Blackstone Group plans to convert to a corporation from a publicly traded partnership, a step that opens up the stock for inclusion in indexes, after watching two rivals benefit from the move. The shares jumped in early trading.
Changing the company's structure will increase the firm's "ability to reach a dramatically larger audience," CEO Stephen Schwarzman, said Thursday in a Bloomberg Television interview.
"We'd handicapped ourselves by our corporate form," he said. "We'll make this easier for retail investors."
Private equity firms including Blackstone, the world's largest alternative asset manager, have seen their stock prices lag since going public even as investors have poured money into their buyout, credit, real estate and other funds.
Blackstone has epitomized the industry's fundraising muscle. The New York-based company also reported Thursday that its assets under management crossed half a trillion, to $512 billion, for the first time.
KKR and Ares Management announced conversion plans last year following the passage of a U.S. tax law, which cut the corporate rate to 21% from 35%. The switch makes it possible for these firms to be included in indexes, which could potentially boost stock valuations and win more mutual fund and ETF investors.
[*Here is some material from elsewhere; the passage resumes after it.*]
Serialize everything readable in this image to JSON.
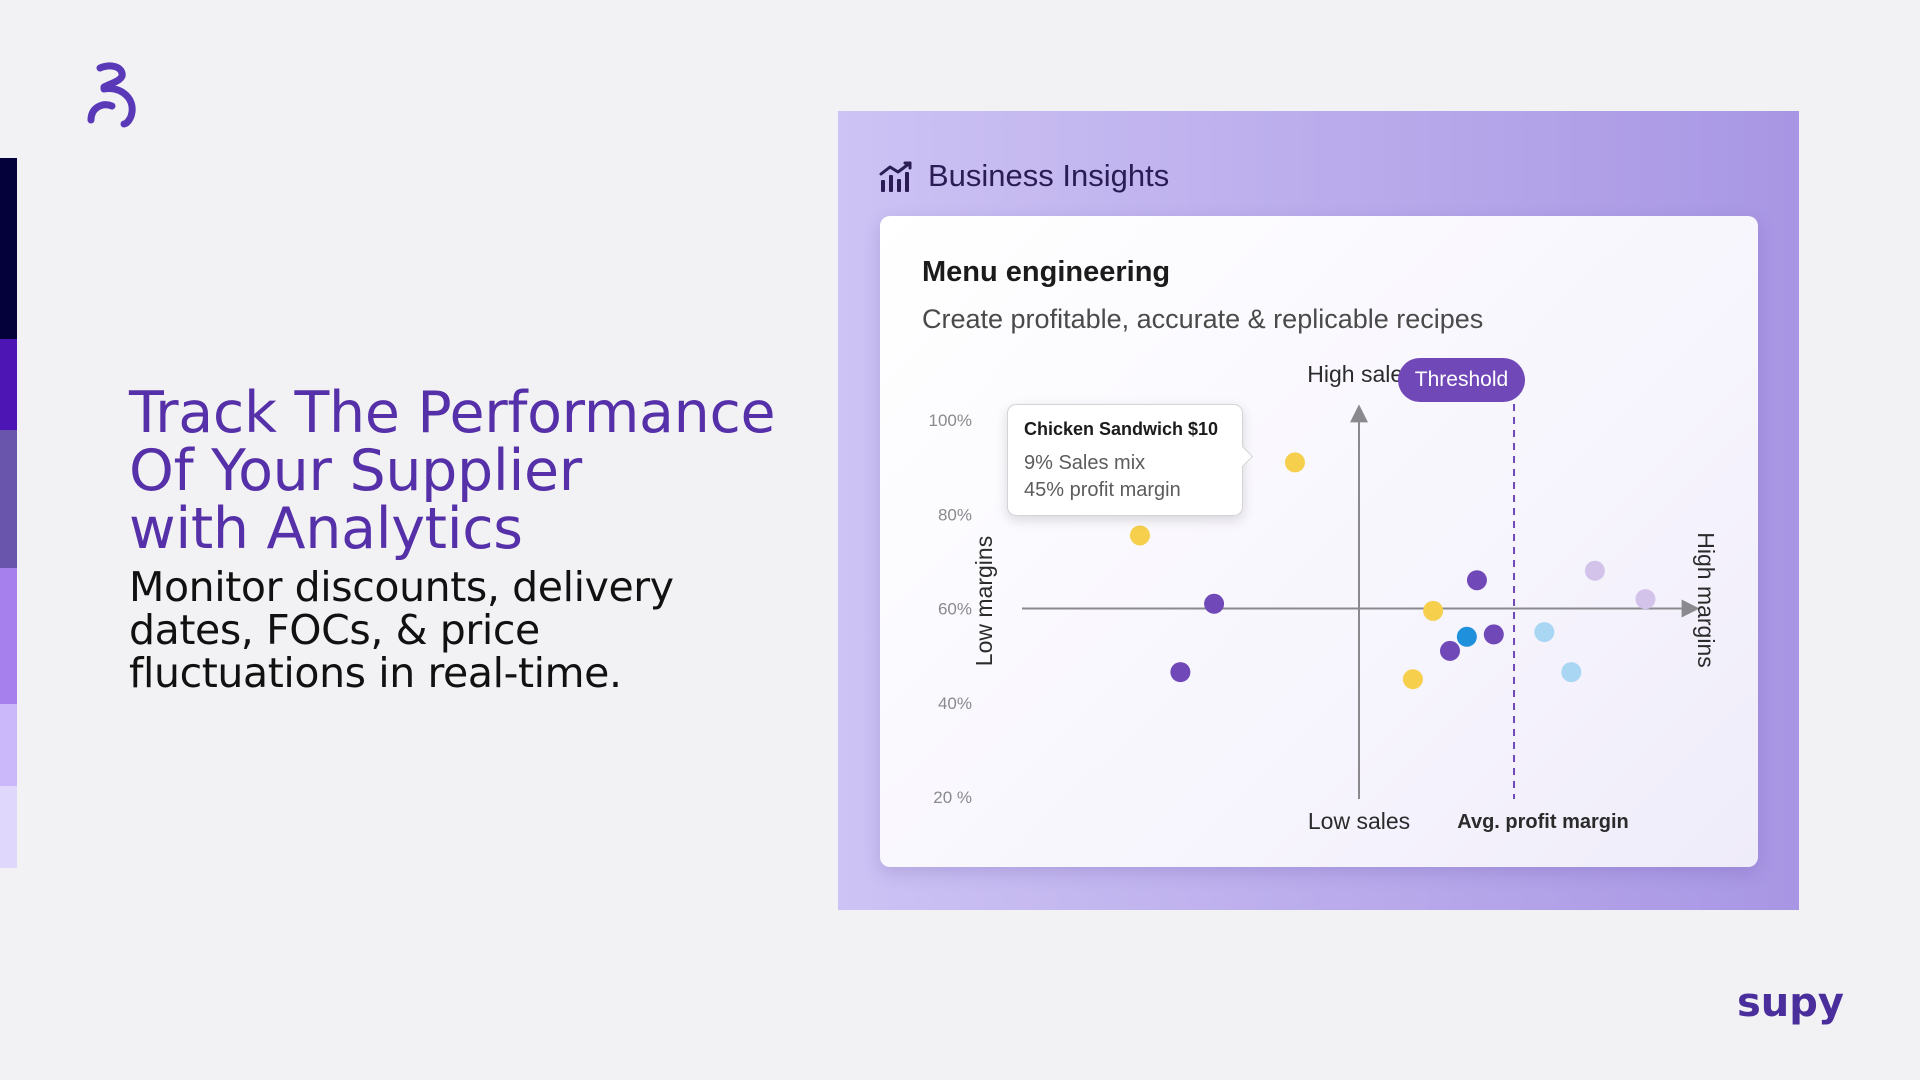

It also eliminates the need for investors to file cumbersome K-1 tax forms.
KKR's stock initially outperformed its biggest rivals after its May 2018 announcement that it was converting to a C-corp. Shares of Blackstone popped toward the end of last year and have beat KKR since revealing its conversion plans through Wednesday.
Blackstone's stock price has risen about 21% this year. The shares jumped about 9% in pre-market trading Thursday.
Still, inclusion in indexes isn't guaranteed because there is some subjectivity in the decision, said Gerald O'Hara, an analyst at Jefferies.
"You can check all the boxes, but still not get included," he said.
Blackstone said it expects the conversion to be effective as of July 1.